Pourtant, sans m’en rendre compte, mes pas me mènent dans l’une des ailes du CHU que je n’imaginais pas retrouver un jour. Par réflexe, peut-être à cause de tout ce qui torture mon esprit depuis plus d’un mois, j’ai rejoint le service qui m’a vu durant si longtemps par le passé. C’est en relevant lentement les yeux vers la plaque au-dessus de la porte que je comprends mon erreur :

Service pédiatrique. Accès restreint.

Je n’ai pas le droit d’être ici. Je n’ai aucune raison de l’être, même. Pourtant, comme si une force m’obligeait à le faire, je pousse la porte battante et entre dans le vaste couloir qui n’a absolument pas changé depuis ma dernière visite il y a dix ans de cela.

Je me souviens encore des visites quotidiennes à Aurelius, à l’époque où nous espérions encore tous qu’il se réveille. Je me souviens du début de l’enfer, des paroles dures que ma famille avait à mon adresse au-dessus de son petit corps maintenu artificiellement en vie. Je me souviens de la peine, la souffrance que je ressentais ; je la ressens toujours, d’ailleurs. Je me souviens de l’horreur alors que les jours, les semaines, les mois passaient. Je me souviens de tout ça…et c’est beaucoup trop pour moi.

Le pas incertain, je marche à travers ce couloir de la mort, guidé par un souvenir qui me fait totalement ignorer ceux qui se trouvent autour de moi. Trois…deux…une…cette porte-là, c’est la sienne. Sa chambre. Je reconnais les stickers placés dessus, comme pour égayer les familles meurtries par la gravité de la situation. Je reconnais la couleur du panneau, qui n’a pas changé en dix ans. Et mon coeur rate un battement, et ma respiration devient de plus en plus irrégulière.

C’est une main sur mon épaule qui me fait revenir sur terre, et je sursaute en me tournant violemment vers l’inconnue. Mes yeux sont écarquillés de terreur, mon visage pâle, ma main abîmée placée sur ma poitrine comme si je pouvais calmer les palpitations. Je ne dois pas…je ne peux pas…il faut que je reprenne le contrôle.

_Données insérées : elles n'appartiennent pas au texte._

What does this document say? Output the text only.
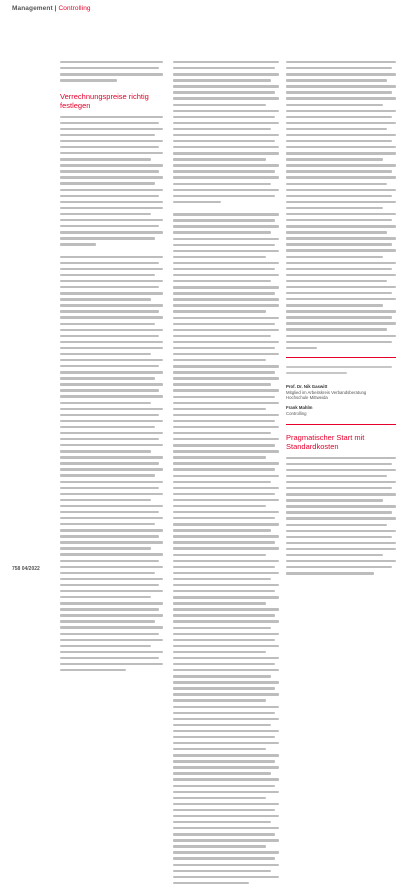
Management | Controlling
Verrechnungspreise richtig festlegen
Prof. Dr. Nik Gaswitt
Mitglied im Arbeitskreis Verbandsberatung
Hochschule Mittweida
Frank Mahlm
Controlling
Pragmatischer Start mit Standardkosten
758 04/2022
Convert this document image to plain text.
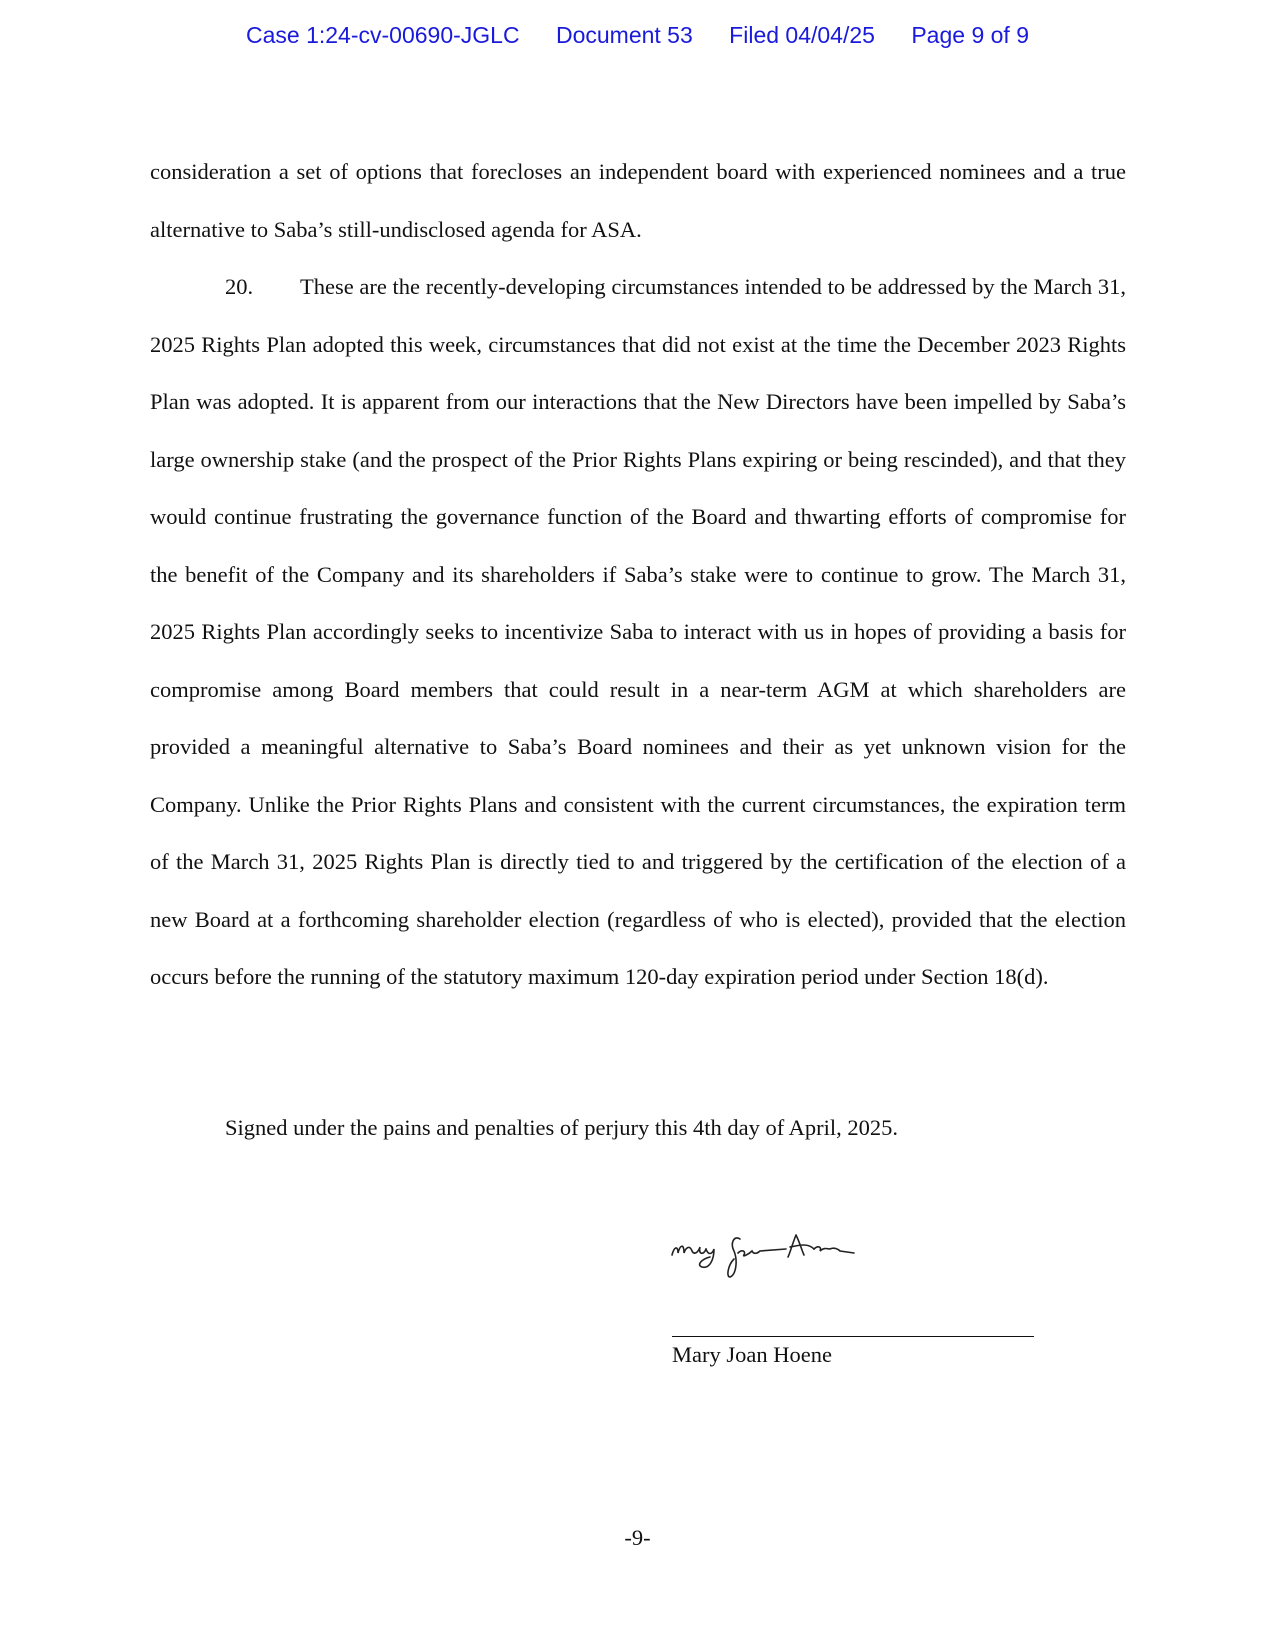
Case 1:24-cv-00690-JGLC Document 53 Filed 04/04/25 Page 9 of 9

consideration a set of options that forecloses an independent board with experienced nominees and a true alternative to Saba’s still-undisclosed agenda for ASA.

20. These are the recently-developing circumstances intended to be addressed by the March 31, 2025 Rights Plan adopted this week, circumstances that did not exist at the time the December 2023 Rights Plan was adopted. It is apparent from our interactions that the New Directors have been impelled by Saba’s large ownership stake (and the prospect of the Prior Rights Plans expiring or being rescinded), and that they would continue frustrating the governance function of the Board and thwarting efforts of compromise for the benefit of the Company and its shareholders if Saba’s stake were to continue to grow. The March 31, 2025 Rights Plan accordingly seeks to incentivize Saba to interact with us in hopes of providing a basis for compromise among Board members that could result in a near-term AGM at which shareholders are provided a meaningful alternative to Saba’s Board nominees and their as yet unknown vision for the Company. Unlike the Prior Rights Plans and consistent with the current circumstances, the expiration term of the March 31, 2025 Rights Plan is directly tied to and triggered by the certification of the election of a new Board at a forthcoming shareholder election (regardless of who is elected), provided that the election occurs before the running of the statutory maximum 120-day expiration period under Section 18(d).

Signed under the pains and penalties of perjury this 4th day of April, 2025.
Mary Joan Hoene
-9-
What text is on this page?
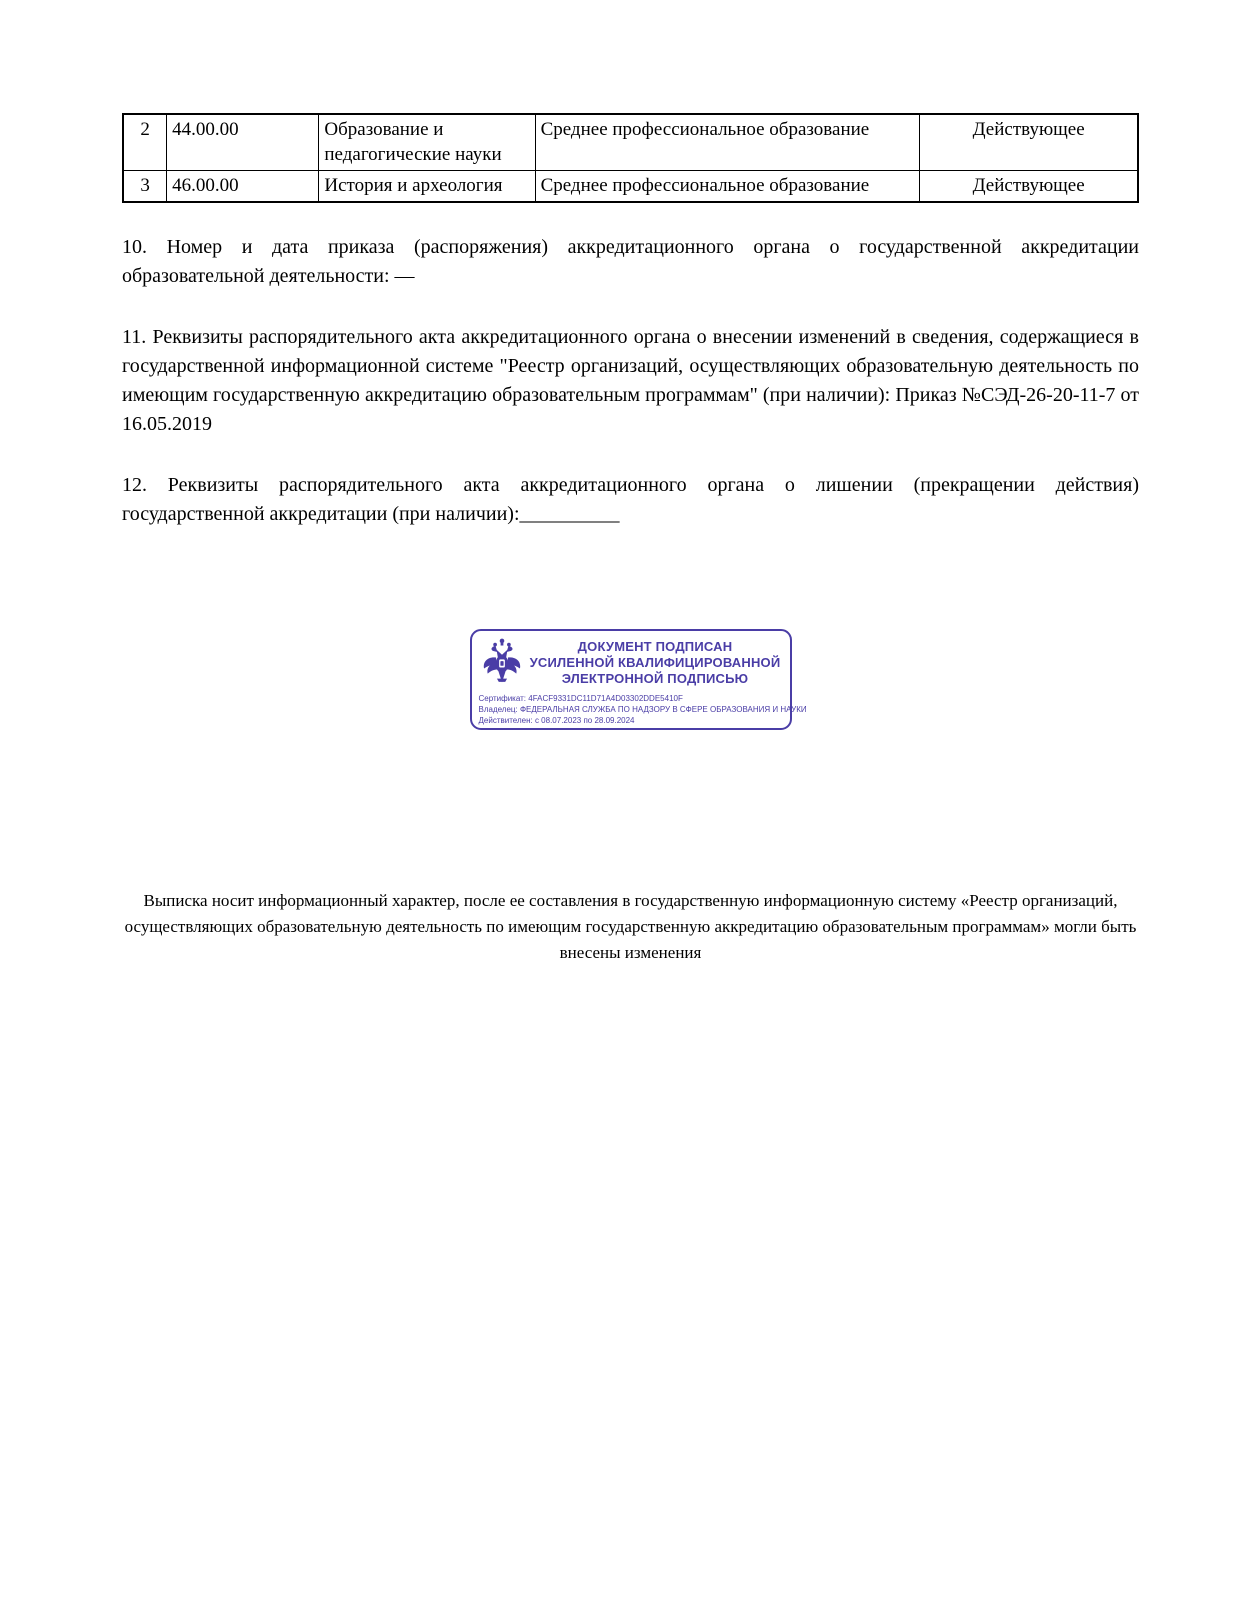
2	44.00.00	Образование и педагогические науки	Среднее профессиональное образование	Действующее
3	46.00.00	История и археология	Среднее профессиональное образование	Действующее

10. Номер и дата приказа (распоряжения) аккредитационного органа о государственной аккредитации образовательной деятельности: —

11. Реквизиты распорядительного акта аккредитационного органа о внесении изменений в сведения, содержащиеся в государственной информационной системе "Реестр организаций, осуществляющих образовательную деятельность по имеющим государственную аккредитацию образовательным программам" (при наличии): Приказ №СЭД-26-20-11-7 от 16.05.2019

12. Реквизиты распорядительного акта аккредитационного органа о лишении (прекращении действия) государственной аккредитации (при наличии):__________

ДОКУМЕНТ ПОДПИСАН
УСИЛЕННОЙ КВАЛИФИЦИРОВАННОЙ
ЭЛЕКТРОННОЙ ПОДПИСЬЮ
Сертификат: 4FACF9331DC11D71A4D03302DDE5410F
Владелец: ФЕДЕРАЛЬНАЯ СЛУЖБА ПО НАДЗОРУ В СФЕРЕ ОБРАЗОВАНИЯ И НАУКИ
Действителен: с 08.07.2023 по 28.09.2024

Выписка носит информационный характер, после ее составления в государственную информационную систему «Реестр организаций, осуществляющих образовательную деятельность по имеющим государственную аккредитацию образовательным программам» могли быть внесены изменения
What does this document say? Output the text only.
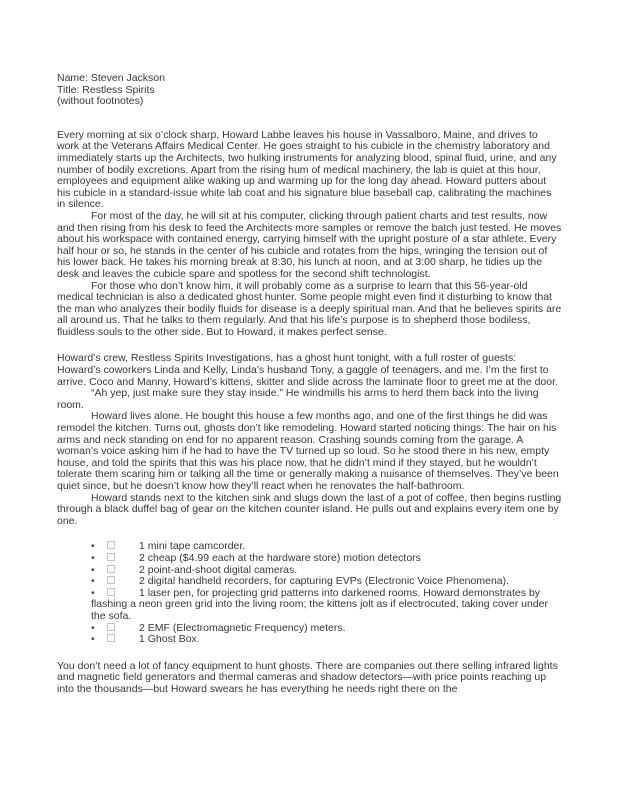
Name: Steven Jackson

Title: Restless Spirits

(without footnotes)

Every morning at six o’clock sharp, Howard Labbe leaves his house in Vassalboro, Maine, and drives to work at the Veterans Affairs Medical Center. He goes straight to his cubicle in the chemistry laboratory and immediately starts up the Architects, two hulking instruments for analyzing blood, spinal fluid, urine, and any number of bodily excretions. Apart from the rising hum of medical machinery, the lab is quiet at this hour, employees and equipment alike waking up and warming up for the long day ahead. Howard putters about his cubicle in a standard-issue white lab coat and his signature blue baseball cap, calibrating the machines in silence.

For most of the day, he will sit at his computer, clicking through patient charts and test results, now and then rising from his desk to feed the Architects more samples or remove the batch just tested. He moves about his workspace with contained energy, carrying himself with the upright posture of a star athlete. Every half hour or so, he stands in the center of his cubicle and rotates from the hips, wringing the tension out of his lower back. He takes his morning break at 8:30, his lunch at noon, and at 3:00 sharp, he tidies up the desk and leaves the cubicle spare and spotless for the second shift technologist.

For those who don’t know him, it will probably come as a surprise to learn that this 56-year-old medical technician is also a dedicated ghost hunter. Some people might even find it disturbing to know that the man who analyzes their bodily fluids for disease is a deeply spiritual man. And that he believes spirits are all around us. That he talks to them regularly. And that his life’s purpose is to shepherd those bodiless, fluidless souls to the other side. But to Howard, it makes perfect sense.

Howard’s crew, Restless Spirits Investigations, has a ghost hunt tonight, with a full roster of guests: Howard’s coworkers Linda and Kelly, Linda’s husband Tony, a gaggle of teenagers, and me. I’m the first to arrive. Coco and Manny, Howard’s kittens, skitter and slide across the laminate floor to greet me at the door.

“Ah yep, just make sure they stay inside.” He windmills his arms to herd them back into the living room.

Howard lives alone. He bought this house a few months ago, and one of the first things he did was remodel the kitchen. Turns out, ghosts don’t like remodeling. Howard started noticing things: The hair on his arms and neck standing on end for no apparent reason. Crashing sounds coming from the garage. A woman’s voice asking him if he had to have the TV turned up so loud. So he stood there in his new, empty house, and told the spirits that this was his place now, that he didn’t mind if they stayed, but he wouldn’t tolerate them scaring him or talking all the time or generally making a nuisance of themselves. They’ve been quiet since, but he doesn’t know how they’ll react when he renovates the half-bathroom.

Howard stands next to the kitchen sink and slugs down the last of a pot of coffee, then begins rustling through a black duffel bag of gear on the kitchen counter island. He pulls out and explains every item one by one.

•	1 mini tape camcorder.
•	2 cheap ($4.99 each at the hardware store) motion detectors
•	2 point-and-shoot digital cameras.
•	2 digital handheld recorders, for capturing EVPs (Electronic Voice Phenomena).
•	1 laser pen, for projecting grid patterns into darkened rooms. Howard demonstrates by flashing a neon green grid into the living room; the kittens jolt as if electrocuted, taking cover under the sofa.
•	2 EMF (Electromagnetic Frequency) meters.
•	1 Ghost Box.

You don’t need a lot of fancy equipment to hunt ghosts. There are companies out there selling infrared lights and magnetic field generators and thermal cameras and shadow detectors—with price points reaching up into the thousands—but Howard swears he has everything he needs right there on the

“Je sais. Je n’ai pas le droit…d’être là.”

Parler est plus difficile que prévu. Ma voix est rauque, brisée par des sanglots qui n’éclateront jamais, brisée par une crise de nerfs que je m’efforce de contrôler. Je ne peux pas me montrer si faible, pas en public. Pas devant la plèbe. Je suis un Karlsson. Je dois être fort, je ne dois pas montrer mes émotions.